RE: WIRED article, EVEN ARTIFICIAL NEURAL NETWORKS CAN HAVE EXPLOITABLE ‘BACKDOORS’
The current visual system is a dumb visual recognition system that mostly sees the world in 2D. The depth perception and the information about layers of things in between the target object and the subject has not been considered in the current models. There are phones equipped with infrared-ray sensors for this very purpose. Google’s 3D-sensing Tango project is another example. However, a visual recognition system seeing a stop sign with a Post-It note and recognizing it as a speed limit sign is a huge problem for the current models. I think this is another reason why we need to fundamentally reconsider presuppositions about how a typical neural net works. Just like the late introduction of epigenetics, there is more involved than just synapses, and neurons.

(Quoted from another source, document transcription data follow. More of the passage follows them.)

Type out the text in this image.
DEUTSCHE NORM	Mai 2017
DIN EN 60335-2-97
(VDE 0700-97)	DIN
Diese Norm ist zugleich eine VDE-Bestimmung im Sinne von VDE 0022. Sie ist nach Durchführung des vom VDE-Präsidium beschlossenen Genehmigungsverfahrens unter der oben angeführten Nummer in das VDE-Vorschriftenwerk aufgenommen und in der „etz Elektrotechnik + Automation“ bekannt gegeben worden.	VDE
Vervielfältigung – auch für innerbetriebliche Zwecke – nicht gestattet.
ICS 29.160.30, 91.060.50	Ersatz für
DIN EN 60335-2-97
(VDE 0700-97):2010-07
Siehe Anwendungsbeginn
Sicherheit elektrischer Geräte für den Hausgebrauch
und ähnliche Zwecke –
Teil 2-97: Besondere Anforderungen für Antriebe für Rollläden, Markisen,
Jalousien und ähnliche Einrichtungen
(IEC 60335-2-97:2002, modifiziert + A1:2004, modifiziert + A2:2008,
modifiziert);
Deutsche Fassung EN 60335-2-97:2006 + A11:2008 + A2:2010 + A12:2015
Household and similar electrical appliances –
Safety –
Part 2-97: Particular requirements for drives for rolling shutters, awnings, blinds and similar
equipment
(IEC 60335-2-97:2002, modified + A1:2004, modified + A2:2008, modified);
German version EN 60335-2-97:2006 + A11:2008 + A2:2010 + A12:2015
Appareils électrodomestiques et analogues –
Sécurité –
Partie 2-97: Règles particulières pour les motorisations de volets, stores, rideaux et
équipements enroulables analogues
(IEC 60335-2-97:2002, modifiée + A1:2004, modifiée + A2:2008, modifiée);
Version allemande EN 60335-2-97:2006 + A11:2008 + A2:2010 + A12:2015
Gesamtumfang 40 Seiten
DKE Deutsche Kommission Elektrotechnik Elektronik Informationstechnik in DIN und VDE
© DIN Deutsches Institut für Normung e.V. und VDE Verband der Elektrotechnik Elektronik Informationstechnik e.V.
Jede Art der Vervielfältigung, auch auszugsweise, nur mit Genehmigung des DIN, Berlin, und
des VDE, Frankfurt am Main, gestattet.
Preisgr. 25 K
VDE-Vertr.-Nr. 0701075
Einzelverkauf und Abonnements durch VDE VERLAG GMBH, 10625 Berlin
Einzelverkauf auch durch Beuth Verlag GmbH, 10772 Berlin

The current models deal with images fixed in time. The input data is usually too flat, so the incoming data needs to be amalgamated with more metadata to make it multi-dimensional. A parked car at a certain location is a car, but once it leaves the parking lot at one point, the image is now back to parking lot. Current models do not account this as a “missing” car. Likewise, the Post-It note should be recognized as an “appended” object to a pre-existing object in a time past. Human visual system would not be able to recognize anything if it did not scan constantly, or things were static and not moving. There’s also a factor of expectation as we anticipate in motion.
One of the simplest solution to the stop sign issue could be to train the system to pull out the best expected target, and deal with the delta between the actual target and the expected target.